To illustrate how over-simplified this argument has become, here are the "five arguments against party funding" as listed by the Taxpayer's Alliance, followed by five rebuttals:

1. The public should not have to pay for cynical, professional campaigning.

Agreed, but it depends on what kind of system is introduced.  Any system of state funding ought to be elective - i.e. individuals should opt into the system.  If they don't like the style of campaigning they won't opt-in, meaning they would have a more direct say in how politics is conducted than without any form of state funding.

2. It ignores the obvious short-term answer: transparency.

The reforms introduced in 2000 may not have been perfect, but one thing they certainly have been is massively more transparent than anything we had before.

Transparency may well be a long-term answer in that over time we can expect it to engender more trust in the system.  In the short-term however, the public does not like what it sees and is turning away from politics as a result.

By all means let's have more transparency.  The loophole concerning loans is should soon be plugged, and we can go much further by sorting out anomalies such as the way the rules on unincorporated associations are being abused to protect the anonymity of rich donors.  But let's not kid ourselves that these measures will, by themselves, suddenly transform the poor public image of political parties.

3. It takes us further away from the real solution: more local power and more local participation in politics.

We certainly agree that greater local power and participation should be a key objective and it is certainly true to say that block grants, would do nothing to achieve it.

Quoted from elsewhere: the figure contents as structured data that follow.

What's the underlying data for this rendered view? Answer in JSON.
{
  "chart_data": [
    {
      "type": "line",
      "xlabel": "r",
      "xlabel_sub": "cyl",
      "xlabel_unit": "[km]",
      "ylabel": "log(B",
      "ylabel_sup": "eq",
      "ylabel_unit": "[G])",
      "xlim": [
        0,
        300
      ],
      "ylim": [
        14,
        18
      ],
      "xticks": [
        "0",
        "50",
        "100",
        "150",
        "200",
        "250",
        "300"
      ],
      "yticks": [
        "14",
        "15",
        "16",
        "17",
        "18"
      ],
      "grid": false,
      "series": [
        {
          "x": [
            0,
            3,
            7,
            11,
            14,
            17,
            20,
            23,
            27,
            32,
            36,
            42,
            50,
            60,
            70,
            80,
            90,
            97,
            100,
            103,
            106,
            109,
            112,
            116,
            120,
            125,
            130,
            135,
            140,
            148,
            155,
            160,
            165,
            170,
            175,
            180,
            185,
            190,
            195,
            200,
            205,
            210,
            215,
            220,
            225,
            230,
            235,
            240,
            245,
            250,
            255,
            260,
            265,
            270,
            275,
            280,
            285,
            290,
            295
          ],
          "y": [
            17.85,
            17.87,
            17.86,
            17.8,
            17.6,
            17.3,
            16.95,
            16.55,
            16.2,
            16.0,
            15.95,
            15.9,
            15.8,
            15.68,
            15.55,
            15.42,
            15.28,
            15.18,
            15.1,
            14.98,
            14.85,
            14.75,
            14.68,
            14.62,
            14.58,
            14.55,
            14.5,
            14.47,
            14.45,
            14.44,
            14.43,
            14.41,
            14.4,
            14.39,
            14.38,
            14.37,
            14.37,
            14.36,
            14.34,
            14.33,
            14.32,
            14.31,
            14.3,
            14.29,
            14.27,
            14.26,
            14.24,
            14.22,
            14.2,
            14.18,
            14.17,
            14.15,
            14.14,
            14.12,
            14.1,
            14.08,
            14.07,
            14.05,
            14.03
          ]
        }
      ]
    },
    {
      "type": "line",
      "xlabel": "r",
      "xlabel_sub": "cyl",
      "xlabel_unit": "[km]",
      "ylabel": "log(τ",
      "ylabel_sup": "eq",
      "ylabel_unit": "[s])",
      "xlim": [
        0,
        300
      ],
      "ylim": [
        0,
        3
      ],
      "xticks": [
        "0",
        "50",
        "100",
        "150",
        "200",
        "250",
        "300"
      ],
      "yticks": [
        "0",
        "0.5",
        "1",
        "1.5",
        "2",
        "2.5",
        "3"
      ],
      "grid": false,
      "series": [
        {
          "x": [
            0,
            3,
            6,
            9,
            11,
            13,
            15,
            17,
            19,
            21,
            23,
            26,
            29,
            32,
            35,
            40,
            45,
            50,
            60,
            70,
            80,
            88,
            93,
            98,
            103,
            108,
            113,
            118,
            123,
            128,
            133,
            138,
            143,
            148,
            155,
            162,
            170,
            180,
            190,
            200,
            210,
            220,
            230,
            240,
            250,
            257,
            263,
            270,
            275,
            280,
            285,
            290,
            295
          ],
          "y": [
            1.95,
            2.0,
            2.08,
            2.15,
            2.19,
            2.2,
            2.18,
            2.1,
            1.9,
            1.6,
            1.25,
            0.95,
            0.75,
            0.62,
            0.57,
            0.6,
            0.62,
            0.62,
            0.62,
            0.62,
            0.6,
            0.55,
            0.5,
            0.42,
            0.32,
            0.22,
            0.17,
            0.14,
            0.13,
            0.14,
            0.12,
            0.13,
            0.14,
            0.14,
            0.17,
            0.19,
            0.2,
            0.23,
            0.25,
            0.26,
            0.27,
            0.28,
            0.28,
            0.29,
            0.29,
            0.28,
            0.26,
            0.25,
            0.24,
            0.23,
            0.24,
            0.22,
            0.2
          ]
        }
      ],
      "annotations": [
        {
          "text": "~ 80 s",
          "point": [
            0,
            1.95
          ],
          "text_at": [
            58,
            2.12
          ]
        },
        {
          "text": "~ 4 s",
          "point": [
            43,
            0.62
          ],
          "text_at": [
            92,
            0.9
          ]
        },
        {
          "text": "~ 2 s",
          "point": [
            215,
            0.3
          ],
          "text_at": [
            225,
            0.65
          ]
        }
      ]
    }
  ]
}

But elective systems are designed precisely to encourage participation: parties would only get the money if they could persuade the public to sign up.

Dependence on large donors is a significant factor driving the centralisation we have seen in recent years; local power will be reduced far more drastically by leaving the funding system as it is than it ever could be by introducing public funding.

4. Countries with taxpayer-funded parties still suffer from corruption.

We must be realistic here: there will always be temptation, and there will always be weak people who succumb to such temptation.  Whatever system is introduced, we will need to be vigilant and introduce safeguards.  That isn’t an argument against public funding, especially given the current political climate where "sleaze" stories are filling newspaper column inches: it is an argument for getting our reforms right.

The one thing we can be sure of is that if we do nothing then "sleaze" stories will continue.  Indeed, as party politics continues to decline at a local level, they are likely to intensify.

Again, it should be pointed out that most abuses of public funds are found in countries that operate some kind of block grant system.  Tying public funding to individual taxpayers makes the system harder to defraud.

5. There would be less incentive for the parties to listen to the public and less incentive to improve their campaigning.

Not if we specifically introduce those incentives into the system.

Under a matched funding system, where parties would be entitled to a pound of public money for each pound donated to them (up to a limit of, say, £100) for example, political parties would have a massive incentive to recruit more members - especially if this system were introduced at the same time as a cap on individual donations. Recruitment would, once again, become a major focus of political parties and persuading people to join would necessarily involve listening to them.

It is certainly true that a block grant system would have no such incentives, and we can all agree that such a system should not be introduced.  But to pretend that all proposals are equally at fault is simply absurd.


It is not beyond the wit of man to devise a funding system that won't pay for the Prime Minster's wife's haircuts.  While we accept that the case for party funding has yet to be accepted by the majority of the public, indulging in simple sloganeering rather exposes the hollowness of the anti's case.